I have a 95 chrysler lebaron that stops accelerating while driving. I have had the fuel pump replaced twice in the last year and now it is acting up again! It jumps and then gives up. I have not noticed any other signs that happen. help!
We need a description more specific than, “stops accelerating”, or, “gives up”.
Does the problem occur only while accelerating, or does it also happen when driving at a steady speed?
At what speeds does this happen?
When this happens, does the engine stall, or does it keep running?
If the engine keeps running, how fast are you able to drive when this problem occurs?
When this happens, is the engine idling, or does it continue to “rev” fast?
Is the Check Engine Light lit up?
I’m giving this a bump, in the hope that the OP returns to answer the necessary questions…
7 years later, different owner, sounds like the same problem. I got my 95 Lebaron in January this year (2020), and have been enjoying driving it. But a few weeks ago I had to stop for something, and left my son in the car with it running (for A/C). When I came out, I had to remove the key (terminate the engine) to open the trunk. Upon getting into the drivers seat I could start it, but it would cut out unless I kept the gas pressed. If I shifted it into Drive or Reverse it would immediately cut out. While i had it running, with the gas pedal, It had a check gauges light, and when it cut off it would display the Check Engine. I had it towed to a shop where it’s been for the last 3 weeks and they are identifying shorts in the electrical system that they cannot find. They have already changed the distributor.

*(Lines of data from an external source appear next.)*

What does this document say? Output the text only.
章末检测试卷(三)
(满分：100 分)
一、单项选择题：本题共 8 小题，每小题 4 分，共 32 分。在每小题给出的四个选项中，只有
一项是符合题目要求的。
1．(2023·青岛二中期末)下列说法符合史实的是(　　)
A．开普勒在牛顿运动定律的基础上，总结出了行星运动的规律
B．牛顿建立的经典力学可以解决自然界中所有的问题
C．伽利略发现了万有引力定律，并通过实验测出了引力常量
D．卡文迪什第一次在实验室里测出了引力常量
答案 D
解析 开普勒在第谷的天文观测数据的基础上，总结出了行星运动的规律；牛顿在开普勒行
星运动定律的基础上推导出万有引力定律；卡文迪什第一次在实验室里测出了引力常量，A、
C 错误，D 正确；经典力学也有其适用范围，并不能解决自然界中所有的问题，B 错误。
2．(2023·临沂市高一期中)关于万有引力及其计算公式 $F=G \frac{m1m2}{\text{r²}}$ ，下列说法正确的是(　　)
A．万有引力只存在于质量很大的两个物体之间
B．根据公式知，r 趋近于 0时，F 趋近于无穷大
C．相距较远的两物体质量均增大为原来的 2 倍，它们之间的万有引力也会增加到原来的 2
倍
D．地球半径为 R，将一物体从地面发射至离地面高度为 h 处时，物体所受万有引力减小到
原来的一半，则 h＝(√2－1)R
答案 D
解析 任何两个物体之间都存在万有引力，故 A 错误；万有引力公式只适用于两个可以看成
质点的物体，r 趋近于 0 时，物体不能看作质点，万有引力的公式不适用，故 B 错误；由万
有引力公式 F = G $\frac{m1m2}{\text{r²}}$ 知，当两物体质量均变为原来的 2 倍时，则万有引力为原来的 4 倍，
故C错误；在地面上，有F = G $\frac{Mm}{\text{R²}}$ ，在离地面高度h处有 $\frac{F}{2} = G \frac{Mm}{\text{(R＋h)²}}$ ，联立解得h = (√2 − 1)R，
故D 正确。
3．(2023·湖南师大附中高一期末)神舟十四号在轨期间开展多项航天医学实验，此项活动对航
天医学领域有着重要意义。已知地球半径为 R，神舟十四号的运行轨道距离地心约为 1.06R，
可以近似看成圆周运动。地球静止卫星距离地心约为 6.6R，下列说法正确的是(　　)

Probably would have been best to start a new thread. You problem, to me, seems to be different.
Do you know what makes them think that there is an electrical short? What is the error code (P0xxx)? Have they looked at the IAC or throttle body? A good cleaning of the throttle body and IAC (or replacing the IAC) is something would look at in addition to fuel starvation.
I have been told multiple times that the tech working on it will call me, and not getting any updates unless I call them after the last expected call. No details on how they identified the suspected electrical short. Since my car was produced earlier in 1995, it still has the old ODB connection. They don’t have a scanner to read it, as I was told in one update. If they don’t call me back today, I will ask them about the IAC and Throttle body, and what if any codes they got, tomorrow morning.
That is complete B.S. If there is a way for you to find a different mechanic, now is the time to do it.
New OBD readers are backwards compatible. There is no way they are unable to read the computer, even if true they could simply buy a $15 reader on Ebay or Amazon.
Again no call from them, so I called. They reaffirmed the car is so old they don’t have a reader for it so no trouble codes. I asked if they had checked the IAC and Throttle Body and was told they will look at them. It’s just a long process trying to manually track down the issue. I did find an adapter on Amazon that I will be getting to make the ODB 1 connection readable on ODBII scanners.
Any further maintenance that I’m not comfortable doing will be going to another shop ~25 miles away after it gets on the road that is.